Will Apple's recent attempt to break into the textbook market, and other rapidly evolving e-book distribution models, help to moderate soaring textbook prices? From what I've seen so far, it could do just the opposite.

Our family just spent hundreds of dollars on college textbooks for the Spring semester. Will Apple's recent attempt to break into the textbook market, and other rapidly evolving e-book distribution models, help to moderate soaring textbook prices? From what I've seen so far, it could do just the opposite.

Theoretically, e-book prices should be cheaper, since publishers don't incur the costs of printing and distributing physical books. In effect, the e-book distribution model shifts those costs from the publisher to the school or student, which must pay for a device on which to read the content.

But the e-book distribution model is shaping up to be inherently less consumer friendly. Unlike the distribution channel for paper books, publishers have been able to set the prices that channel partners charge for e-books. The implications of this model first became obvious during the 2011 holiday season, when retail discounts on some paper titles more than made up for lower list prices of e-books. In some cases e-books cost more than you would pay for the paper version in your local bookstore.

Apple is a pioneer behind this new model. As a recent Wall Street Journal story notes, "Under Mr. Jobs's direction, Apple persuaded five of the biggest publishers to abandon the wholesale model, by which retailers were free to discount the recommended retail price. Under the new pricing arrangement, publishers set the price of e-books." And the distributor -- Apple in this case -- gets 30% off the top.

Today, students can comparison shop for new text books, and retailers are free to set their own prices, which vary substantially. They can save even more by buying used copies or renting them online.
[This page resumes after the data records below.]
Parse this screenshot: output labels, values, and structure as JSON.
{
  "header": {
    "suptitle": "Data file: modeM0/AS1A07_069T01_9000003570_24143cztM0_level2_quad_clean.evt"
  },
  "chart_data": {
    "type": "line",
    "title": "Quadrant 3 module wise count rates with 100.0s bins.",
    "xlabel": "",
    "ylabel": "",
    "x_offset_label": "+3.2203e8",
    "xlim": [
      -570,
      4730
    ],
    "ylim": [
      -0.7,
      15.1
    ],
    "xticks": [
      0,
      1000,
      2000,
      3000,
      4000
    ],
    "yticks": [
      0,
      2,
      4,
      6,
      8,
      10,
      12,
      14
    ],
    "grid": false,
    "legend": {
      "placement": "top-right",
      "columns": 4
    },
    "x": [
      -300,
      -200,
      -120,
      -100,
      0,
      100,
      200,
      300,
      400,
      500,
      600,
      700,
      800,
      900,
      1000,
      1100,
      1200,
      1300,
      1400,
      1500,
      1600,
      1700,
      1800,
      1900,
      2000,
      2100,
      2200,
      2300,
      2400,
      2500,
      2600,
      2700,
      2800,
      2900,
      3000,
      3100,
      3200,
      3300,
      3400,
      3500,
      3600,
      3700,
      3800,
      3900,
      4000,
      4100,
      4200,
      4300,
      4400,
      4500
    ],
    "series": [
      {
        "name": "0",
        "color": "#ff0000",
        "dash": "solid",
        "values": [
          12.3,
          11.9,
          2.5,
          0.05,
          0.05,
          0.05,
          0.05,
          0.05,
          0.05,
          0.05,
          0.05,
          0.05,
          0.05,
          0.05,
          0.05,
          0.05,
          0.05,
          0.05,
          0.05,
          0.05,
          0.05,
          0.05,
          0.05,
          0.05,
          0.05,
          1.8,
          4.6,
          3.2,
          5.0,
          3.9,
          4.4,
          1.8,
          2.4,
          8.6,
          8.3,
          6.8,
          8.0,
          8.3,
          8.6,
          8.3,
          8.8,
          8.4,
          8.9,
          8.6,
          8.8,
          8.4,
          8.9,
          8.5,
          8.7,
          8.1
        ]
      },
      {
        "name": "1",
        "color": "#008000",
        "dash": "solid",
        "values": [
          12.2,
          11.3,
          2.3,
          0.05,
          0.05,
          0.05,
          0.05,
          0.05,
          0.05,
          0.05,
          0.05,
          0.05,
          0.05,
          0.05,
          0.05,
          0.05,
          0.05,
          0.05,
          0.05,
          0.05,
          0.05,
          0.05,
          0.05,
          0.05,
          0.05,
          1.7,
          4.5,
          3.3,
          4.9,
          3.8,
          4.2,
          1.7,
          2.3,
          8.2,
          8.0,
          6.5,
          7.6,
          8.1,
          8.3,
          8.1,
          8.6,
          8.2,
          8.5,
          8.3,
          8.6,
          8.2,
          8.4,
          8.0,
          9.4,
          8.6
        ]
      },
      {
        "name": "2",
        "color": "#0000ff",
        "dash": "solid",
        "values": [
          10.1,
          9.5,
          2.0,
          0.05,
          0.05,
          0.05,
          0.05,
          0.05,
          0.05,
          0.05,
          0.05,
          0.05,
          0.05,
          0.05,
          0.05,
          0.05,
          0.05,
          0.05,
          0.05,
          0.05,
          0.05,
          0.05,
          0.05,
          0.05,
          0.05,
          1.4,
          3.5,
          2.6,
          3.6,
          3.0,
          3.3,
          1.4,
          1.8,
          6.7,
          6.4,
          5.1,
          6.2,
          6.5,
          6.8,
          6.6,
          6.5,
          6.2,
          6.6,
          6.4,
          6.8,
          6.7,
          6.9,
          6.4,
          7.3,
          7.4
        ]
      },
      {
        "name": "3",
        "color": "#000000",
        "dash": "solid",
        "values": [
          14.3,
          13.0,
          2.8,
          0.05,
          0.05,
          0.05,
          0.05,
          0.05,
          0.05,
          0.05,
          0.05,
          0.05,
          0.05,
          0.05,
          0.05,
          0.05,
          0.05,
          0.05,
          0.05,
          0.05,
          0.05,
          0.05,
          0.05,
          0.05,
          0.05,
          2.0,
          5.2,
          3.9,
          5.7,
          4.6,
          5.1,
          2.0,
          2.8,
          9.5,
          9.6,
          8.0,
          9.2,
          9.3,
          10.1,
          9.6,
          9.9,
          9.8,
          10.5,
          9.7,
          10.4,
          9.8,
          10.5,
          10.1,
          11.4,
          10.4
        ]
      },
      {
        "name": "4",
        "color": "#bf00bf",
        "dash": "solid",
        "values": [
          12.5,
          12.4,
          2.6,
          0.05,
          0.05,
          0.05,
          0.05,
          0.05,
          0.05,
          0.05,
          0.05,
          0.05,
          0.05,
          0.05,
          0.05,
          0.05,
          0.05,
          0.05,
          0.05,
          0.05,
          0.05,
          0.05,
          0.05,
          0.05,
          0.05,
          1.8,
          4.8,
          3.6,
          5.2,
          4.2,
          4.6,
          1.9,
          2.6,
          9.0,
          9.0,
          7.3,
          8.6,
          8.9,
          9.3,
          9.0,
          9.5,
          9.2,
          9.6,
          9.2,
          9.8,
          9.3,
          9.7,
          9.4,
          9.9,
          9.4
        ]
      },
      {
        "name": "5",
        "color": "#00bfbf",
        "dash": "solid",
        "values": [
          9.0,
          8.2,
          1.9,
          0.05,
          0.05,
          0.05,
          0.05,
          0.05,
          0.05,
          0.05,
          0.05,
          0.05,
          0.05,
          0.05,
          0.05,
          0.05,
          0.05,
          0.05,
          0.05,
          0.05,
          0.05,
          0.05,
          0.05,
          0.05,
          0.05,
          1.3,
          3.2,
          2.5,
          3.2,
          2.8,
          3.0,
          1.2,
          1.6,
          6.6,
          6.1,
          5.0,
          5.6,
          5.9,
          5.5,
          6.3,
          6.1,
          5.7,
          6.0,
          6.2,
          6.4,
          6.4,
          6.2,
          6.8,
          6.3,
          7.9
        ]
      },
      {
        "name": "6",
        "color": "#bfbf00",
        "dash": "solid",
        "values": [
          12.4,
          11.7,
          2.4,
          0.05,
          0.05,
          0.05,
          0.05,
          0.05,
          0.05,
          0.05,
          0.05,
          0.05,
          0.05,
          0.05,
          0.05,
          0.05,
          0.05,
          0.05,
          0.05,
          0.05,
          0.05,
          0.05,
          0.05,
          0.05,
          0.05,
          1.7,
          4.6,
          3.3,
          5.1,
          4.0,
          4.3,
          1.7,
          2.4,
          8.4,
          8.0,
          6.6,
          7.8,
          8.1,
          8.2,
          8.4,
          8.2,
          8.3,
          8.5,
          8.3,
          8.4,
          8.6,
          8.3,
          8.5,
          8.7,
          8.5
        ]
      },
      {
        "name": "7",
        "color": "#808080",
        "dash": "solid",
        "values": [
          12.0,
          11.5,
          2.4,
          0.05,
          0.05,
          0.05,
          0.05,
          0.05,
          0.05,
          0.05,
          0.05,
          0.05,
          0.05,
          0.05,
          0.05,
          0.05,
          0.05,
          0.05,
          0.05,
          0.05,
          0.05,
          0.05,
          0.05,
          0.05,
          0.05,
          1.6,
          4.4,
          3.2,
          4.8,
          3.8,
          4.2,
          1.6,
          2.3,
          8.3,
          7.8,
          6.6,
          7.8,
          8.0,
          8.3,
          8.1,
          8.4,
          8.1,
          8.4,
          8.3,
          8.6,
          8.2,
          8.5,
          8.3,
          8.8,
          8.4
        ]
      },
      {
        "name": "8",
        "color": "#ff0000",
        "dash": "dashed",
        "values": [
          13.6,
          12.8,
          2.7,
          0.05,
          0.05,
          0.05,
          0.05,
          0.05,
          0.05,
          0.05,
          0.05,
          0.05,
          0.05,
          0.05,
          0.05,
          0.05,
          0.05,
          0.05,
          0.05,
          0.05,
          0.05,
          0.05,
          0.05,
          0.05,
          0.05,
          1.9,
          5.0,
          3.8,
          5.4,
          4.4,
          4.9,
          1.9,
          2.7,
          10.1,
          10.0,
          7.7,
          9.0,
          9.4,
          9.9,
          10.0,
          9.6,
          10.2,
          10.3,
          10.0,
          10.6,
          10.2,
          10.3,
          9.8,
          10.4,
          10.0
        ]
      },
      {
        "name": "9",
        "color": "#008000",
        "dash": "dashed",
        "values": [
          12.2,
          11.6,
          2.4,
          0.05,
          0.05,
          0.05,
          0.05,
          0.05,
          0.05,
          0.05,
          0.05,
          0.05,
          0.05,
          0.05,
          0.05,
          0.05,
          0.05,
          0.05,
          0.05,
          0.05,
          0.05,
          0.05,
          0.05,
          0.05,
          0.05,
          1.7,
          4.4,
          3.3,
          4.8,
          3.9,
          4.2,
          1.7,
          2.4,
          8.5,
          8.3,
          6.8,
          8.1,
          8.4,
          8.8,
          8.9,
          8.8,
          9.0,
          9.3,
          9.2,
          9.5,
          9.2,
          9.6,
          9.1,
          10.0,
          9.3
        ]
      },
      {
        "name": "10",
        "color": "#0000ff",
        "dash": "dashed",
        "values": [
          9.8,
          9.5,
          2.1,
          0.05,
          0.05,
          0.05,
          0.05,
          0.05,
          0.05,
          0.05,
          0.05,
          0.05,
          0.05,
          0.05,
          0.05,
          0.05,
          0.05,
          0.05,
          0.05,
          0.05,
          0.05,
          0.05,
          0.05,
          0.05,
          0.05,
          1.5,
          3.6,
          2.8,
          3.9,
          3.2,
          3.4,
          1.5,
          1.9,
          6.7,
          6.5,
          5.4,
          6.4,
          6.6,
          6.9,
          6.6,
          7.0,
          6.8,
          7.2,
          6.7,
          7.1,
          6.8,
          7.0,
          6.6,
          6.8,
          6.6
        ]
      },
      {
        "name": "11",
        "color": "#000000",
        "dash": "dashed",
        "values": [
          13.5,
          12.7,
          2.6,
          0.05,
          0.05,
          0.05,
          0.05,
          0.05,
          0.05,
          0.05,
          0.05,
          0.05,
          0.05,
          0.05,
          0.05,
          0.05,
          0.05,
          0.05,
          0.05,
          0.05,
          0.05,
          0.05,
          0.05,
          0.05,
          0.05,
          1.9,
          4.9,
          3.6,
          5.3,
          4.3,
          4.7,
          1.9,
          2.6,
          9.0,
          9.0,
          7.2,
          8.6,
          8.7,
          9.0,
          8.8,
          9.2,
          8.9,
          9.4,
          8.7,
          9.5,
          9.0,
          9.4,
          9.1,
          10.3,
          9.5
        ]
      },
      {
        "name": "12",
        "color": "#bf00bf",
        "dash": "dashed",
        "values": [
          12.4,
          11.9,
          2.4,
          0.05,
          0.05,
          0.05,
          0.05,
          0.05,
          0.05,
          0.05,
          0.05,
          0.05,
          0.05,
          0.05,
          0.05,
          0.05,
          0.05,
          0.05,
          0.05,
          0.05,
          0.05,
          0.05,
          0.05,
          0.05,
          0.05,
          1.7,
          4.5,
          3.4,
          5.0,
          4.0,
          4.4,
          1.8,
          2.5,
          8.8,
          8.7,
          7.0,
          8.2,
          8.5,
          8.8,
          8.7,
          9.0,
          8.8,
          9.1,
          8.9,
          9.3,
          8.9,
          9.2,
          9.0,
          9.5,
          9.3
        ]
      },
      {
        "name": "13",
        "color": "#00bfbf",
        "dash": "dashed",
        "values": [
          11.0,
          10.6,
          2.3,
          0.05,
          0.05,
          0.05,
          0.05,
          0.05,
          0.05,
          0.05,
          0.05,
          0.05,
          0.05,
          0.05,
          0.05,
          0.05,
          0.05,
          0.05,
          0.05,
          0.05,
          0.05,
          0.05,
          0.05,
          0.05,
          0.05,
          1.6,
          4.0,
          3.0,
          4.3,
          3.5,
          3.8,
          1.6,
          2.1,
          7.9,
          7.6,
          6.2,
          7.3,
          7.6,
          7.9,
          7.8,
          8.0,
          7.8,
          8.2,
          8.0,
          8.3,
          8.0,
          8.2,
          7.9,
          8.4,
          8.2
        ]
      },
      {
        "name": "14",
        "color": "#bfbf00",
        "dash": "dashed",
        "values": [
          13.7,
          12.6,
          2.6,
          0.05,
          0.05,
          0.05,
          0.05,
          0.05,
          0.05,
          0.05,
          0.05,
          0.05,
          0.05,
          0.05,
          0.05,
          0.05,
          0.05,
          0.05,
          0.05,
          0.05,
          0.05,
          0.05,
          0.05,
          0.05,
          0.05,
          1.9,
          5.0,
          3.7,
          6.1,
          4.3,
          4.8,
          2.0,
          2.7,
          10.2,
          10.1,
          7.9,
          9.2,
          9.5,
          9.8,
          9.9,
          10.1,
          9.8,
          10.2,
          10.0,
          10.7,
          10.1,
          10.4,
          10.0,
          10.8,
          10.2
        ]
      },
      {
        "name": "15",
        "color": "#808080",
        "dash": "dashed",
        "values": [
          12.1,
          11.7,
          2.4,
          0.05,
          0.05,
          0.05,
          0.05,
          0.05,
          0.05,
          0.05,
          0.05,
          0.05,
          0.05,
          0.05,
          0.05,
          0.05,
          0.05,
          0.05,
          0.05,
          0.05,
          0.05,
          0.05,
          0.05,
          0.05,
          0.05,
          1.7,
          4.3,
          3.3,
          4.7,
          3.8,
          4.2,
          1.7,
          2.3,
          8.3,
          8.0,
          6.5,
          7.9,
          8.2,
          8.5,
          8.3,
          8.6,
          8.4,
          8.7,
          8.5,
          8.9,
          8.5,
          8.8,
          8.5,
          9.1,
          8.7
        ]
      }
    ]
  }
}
And students can sell their textbooks into the used market when they're done with them, further reducing their bottom-line costs.

In a world in which paper textbooks go the way of Kodachrome, the current competitive ecosystem falls apart. Students will find it much harder to find discounts on new college e-textbooks, and it is unlikely that they will be able to resell "used" e-books. If they can't, their net cost to purchase a textbook will go up.

In some situations students will need to buy e-textbooks outright as a reference. For example, a health science major might want a permanent copy of an anatomy reference manual.

In most cases, however, students will be encouraged to rent an e-textbook. That's the idea behind the publisher-lead CourseSmart program, which allows publishers to carefully control what the student can and cannot do with the text, then erase it when the rental contract expires.

That neat, tidy solution would virtually eliminate the secondary market for used textbooks and textbook rentals. And with retail prices for new textbooks tightly controlled, comparison shopping sites like textbooks.com and ehalf.com would lose their raison d'être.

That limits choice. Fewer choices means less competition. The current model, then, if it succeeds, seems destined to lead to higher costs for college students.